Capítulo 21

– Probablemente haya ciertas cosas de su marido que desconozca…

Nick Allen soltó aquello dejando caer toda su humanidad sobre la mesa. ¿Cómo debía reaccionar yo ante semejante comentario? Llevábamos casi una hora de charla y, de repente, aquel hombre me hizo sentir como aquella ballena varada en la playa que vi siendo niña y que, aún viva, miraba con ojos de asombro a los que la rodeábamos, sin entender lo que acababa de pasarle.

– ¿Qué clase de cosas, coronel?

– Martin trabajó para la NSA.

– ¿La NSA?

– La Agencia Nacional de Seguridad de los Estados Unidos. El organismo de mi gobierno que controla todas las comunicaciones del planeta e informa al Departamento de Defensa de los enemigos de nuestra nación.

Di un respingo.

– No se preocupe, señora. Martin no era alguien como yo. No estaba en una sección operativa, sino en la científica.

– Nunca me habló de ello -murmuré, algo abrumada.

– Seguramente no se lo dijo por una buena razón: su propia seguridad, señora. Aunque formes parte del equipo de limpieza, al ingresar a la oficina de inteligencia más grande del mundo se te exigen dos cosas. La primera, discreción absoluta.
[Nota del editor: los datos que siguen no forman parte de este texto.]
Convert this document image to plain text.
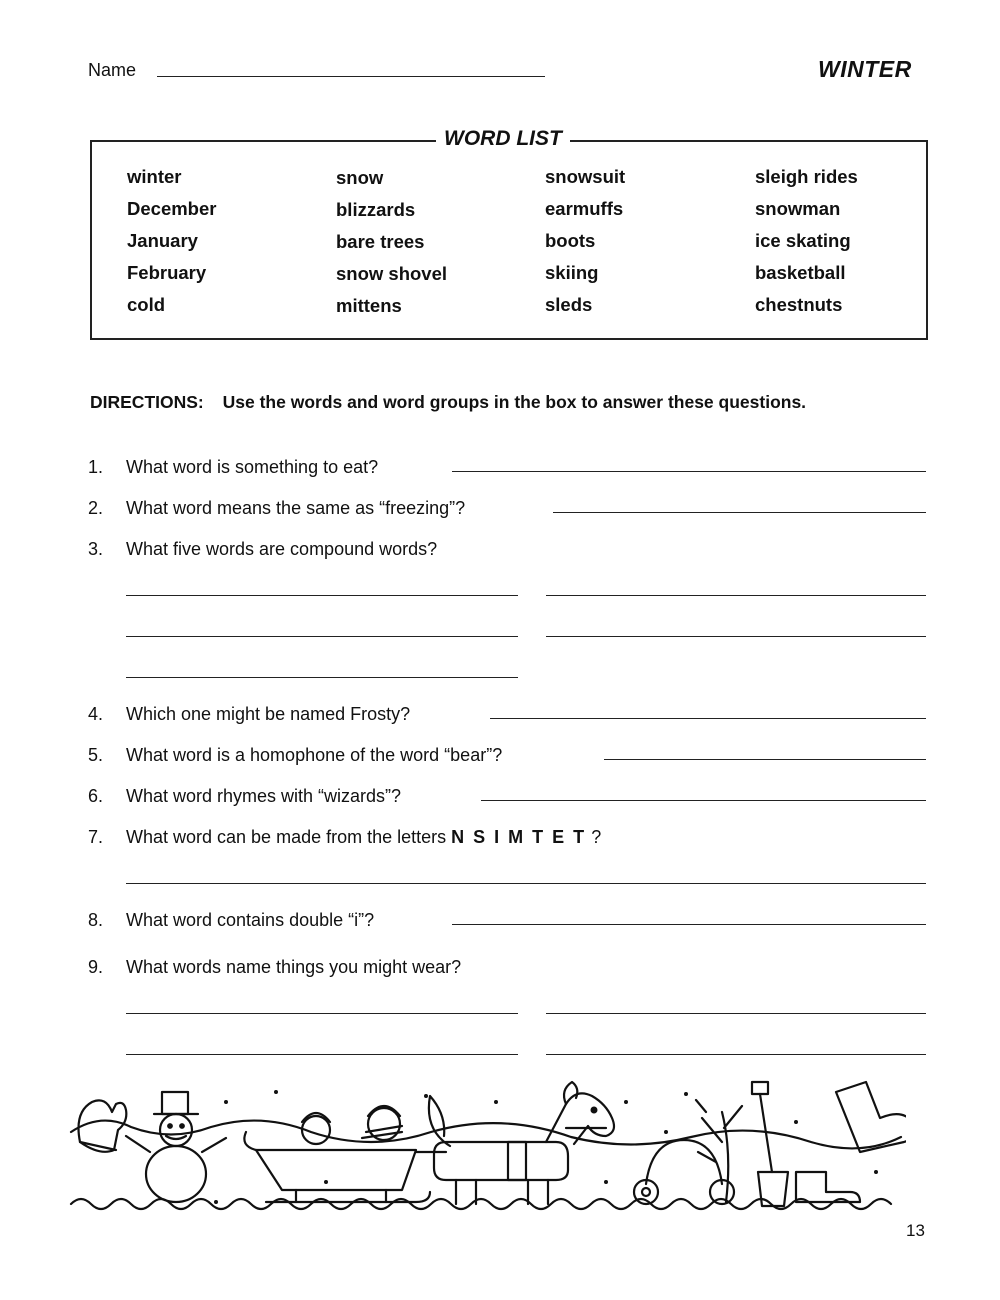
Name	WINTER
WORD LIST
winter
December
January
February
cold
snow
blizzards
bare trees
snow shovel
mittens
snowsuit
earmuffs
boots
skiing
sleds
sleigh rides
snowman
ice skating
basketball
chestnuts
DIRECTIONS: Use the words and word groups in the box to answer these questions.
1. What word is something to eat?
2. What word means the same as “freezing”?
3. What five words are compound words?
4. Which one might be named Frosty?
5. What word is a homophone of the word “bear”?
6. What word rhymes with “wizards”?
7. What word can be made from the letters N S I M T E T ?
8. What word contains double “i”?
9. What words name things you might wear?
13
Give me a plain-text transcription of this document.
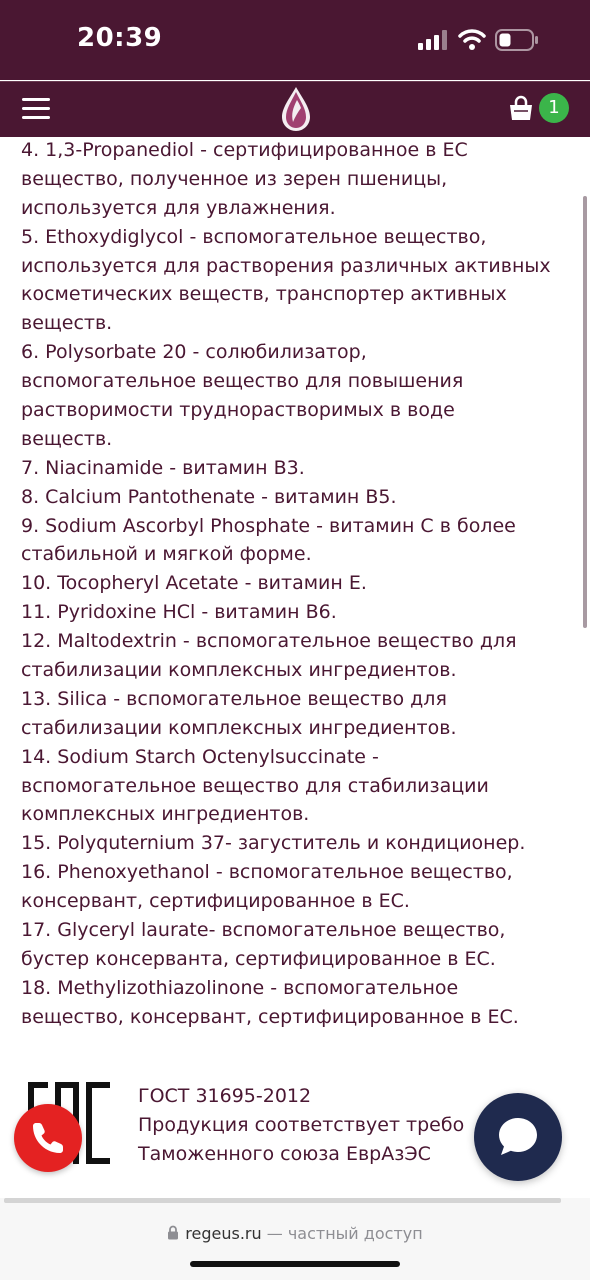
20:39
1
4. 1,3-Propanediol - сертифицированное в ЕС
вещество, полученное из зерен пшеницы,
используется для увлажнения.
5. Ethoxydiglycol - вспомогательное вещество,
используется для растворения различных активных
косметических веществ, транспортер активных
веществ.
6. Polysorbate 20 - солюбилизатор,
вспомогательное вещество для повышения
растворимости труднорастворимых в воде
веществ.
7. Niacinamide - витамин В3.
8. Calcium Pantothenate - витамин В5.
9. Sodium Ascorbyl Phosphate - витамин С в более
стабильной и мягкой форме.
10. Tocopheryl Acetate - витамин Е.
11. Pyridoxine HCl - витамин В6.
12. Maltodextrin - вспомогательное вещество для
стабилизации комплексных ингредиентов.
13. Silica - вспомогательное вещество для
стабилизации комплексных ингредиентов.
14. Sodium Starch Octenylsuccinate -
вспомогательное вещество для стабилизации
комплексных ингредиентов.
15. Polyquternium 37- загуститель и кондиционер.
16. Phenoxyethanol - вспомогательное вещество,
консервант, сертифицированное в ЕС.
17. Glyceryl laurate- вспомогательное вещество,
бустер консерванта, сертифицированное в ЕС.
18. Methylizothiazolinone - вспомогательное
вещество, консервант, сертифицированное в ЕС.
ГОСТ 31695-2012
Продукция соответствует требо
Таможенного союза ЕврАзЭС
regeus.ru — частный доступ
Nada de lo que hagas, veas o aprendas durante tu estancia en la agencia puede ser compartido con personas ajenas a ella. Y usted lo era. Nos enseñan que cualquier indiscreción, por pequeña que parezca, puede poner en peligro operaciones de gran importancia para el país y terminar cobrándose la vida de personas inocentes que saben de nuestra misión.

– ¿Y la segunda?

– Trabajar para la NSA conlleva asumir ciertos riesgos. Si el enemigo te descubre tratará de sonsacarte hasta el más mínimo recuerdo de tu paso por nuestra organización. A veces, hasta la descripción de un vulgar despacho puede servir para que una nación hostil deduzca cómo nos movemos o pensamos. Por esa razón, al ser víctimas potenciales, a todos los empleados nos enseñan a cifrar mensajes de socorro en frases inocentes. Tener la ocasión de deslizar una de ellas en una conversación telefónica inocua puede salvarte la vida.

Miré al coronel sorprendida.

– ¿Martin sabe hacer eso?

Allen asintió.

– ¿No ha notado nada raro en el vídeo? ¿No le ha llamado la atención, por ejemplo, su última frase?

En ese momento, el militar accionó el clip de su dispositivo electrónico dejando que la efigie demacrada de Martin volviera a pronunciarla en un español más que aceptable. Sus ojos claros chispearon de nuevo en la pequeña pantalla táctil:

«… Y ten presente que aunque te persigan para robarte lo que es nuestro, la senda para el reencuentro siempre se te da visionada.»

Verlo de nuevo me llenó de negros presagios.

– Le diré lo que pienso, Julia. Creo que la clave está en esas últimas cuatro palabras. «Se te da visionada.» ¿Le dicen algo? ¿Recuerda si su marido las pronunció antes, tal vez en algún lugar o momento especial que pueda indicarnos dónde escondió su piedra?

– ¿Me lo está preguntando en serio? -dije.

– Desde luego. La estructura de esa frase subraya su última instrucción. Parece decirle que si quiere reunirse con él otra vez hay una ruta, una dirección, que se le da visionada.

– Quizás aluda a mi don.

– Demasiado simple.

– ¿Y si fuera un juego de palabras? Martin es muy aficionado a ellos.

– Podría ser. ¿Le sirven un lápiz y un papel para empezar a jugar con las letras? -dijo, echando mano a su cartera negra y sacando de ella un puñado de folios y un rotulador.

Antes de que pudiera hacerme con ellos, la corriente regresó dando un fugaz respiro a los electrodomésticos del café. La máquina de tabaco de la entrada se prendió. La de moler grano rugió. Y hasta los frigoríficos ronronearon aliviados. Pero fue un espejismo. Al segundo, volvía a esfumarse como si fuera un fantasma asustadizo, sumiéndonos otra vez en las tinieblas.